HANOI, August 26, 2025 – Vietnam's economy is currently navigating a complex landscape of market volatility and proactive government intervention, marked by domestic gold prices soaring to unprecedented heights, decisive central bank action to stabilize the currency, and new fiscal policies aimed at supporting the business community.
This morning, the price of SJC-branded gold bullion continued its relentless climb, surging past the historic milestone of VND 127 million per tael (approximately USD 4,830 per 37.5 grams). This new record high reflects sustained investor demand for the precious metal as a safe-haven asset amidst both global and domestic economic uncertainties. The persistent upward trend has further widened the already significant gap between domestic SJC gold prices and international rates, a long-standing point of concern for market regulators.

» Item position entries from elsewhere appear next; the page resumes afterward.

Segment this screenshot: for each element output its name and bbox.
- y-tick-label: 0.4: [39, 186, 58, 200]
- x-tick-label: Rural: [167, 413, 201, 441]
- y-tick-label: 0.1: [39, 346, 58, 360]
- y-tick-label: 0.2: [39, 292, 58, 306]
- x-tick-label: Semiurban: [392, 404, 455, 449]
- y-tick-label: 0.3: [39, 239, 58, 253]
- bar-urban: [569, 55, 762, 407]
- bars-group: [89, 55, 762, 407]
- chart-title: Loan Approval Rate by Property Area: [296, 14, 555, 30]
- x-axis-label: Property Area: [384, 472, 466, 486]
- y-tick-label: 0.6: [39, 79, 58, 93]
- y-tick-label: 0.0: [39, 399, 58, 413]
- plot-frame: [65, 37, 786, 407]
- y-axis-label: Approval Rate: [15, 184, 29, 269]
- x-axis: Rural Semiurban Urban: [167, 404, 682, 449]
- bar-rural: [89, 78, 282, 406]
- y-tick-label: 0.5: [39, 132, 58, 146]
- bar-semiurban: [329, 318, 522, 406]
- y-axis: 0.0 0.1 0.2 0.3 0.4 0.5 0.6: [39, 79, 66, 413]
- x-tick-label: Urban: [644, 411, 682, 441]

In response to fluctuations in the broader financial markets, particularly the foreign exchange market, the State Bank of Vietnam (SBV) has taken active measures to cool down the USD/VND exchange rate. Through strategic market interventions, the central bank has worked to stabilize the Vietnamese Dong, reaffirming its commitment to managing inflation and ensuring macroeconomic stability. These moves are crucial for controlling the cost of imports, managing foreign debt, and maintaining investor confidence in the national currency.
On the fiscal policy front, the Vietnamese government is moving forward with significant measures to provide relief to the business sector. In an effort to stimulate economic activity and support production, the government is reviewing a proposal to implement a 30% reduction in land rent for businesses and individuals throughout 2025.
This proposed relief package, which has been under consideration by the Ministry of Finance, aims to lower operating costs for enterprises, thereby encouraging investment, expansion, and job creation. The measure is seen as a vital tool to help businesses navigate current challenges and contribute to the nation's overall economic growth targets for the coming year.
Together, these developments paint a picture of a dynamic economy in transition. While soaring gold prices highlight underlying investor caution, the proactive stance of both the State Bank and the government demonstrates a coordinated strategy to maintain stability, control market pressures, and foster a supportive environment for sustainable business growth.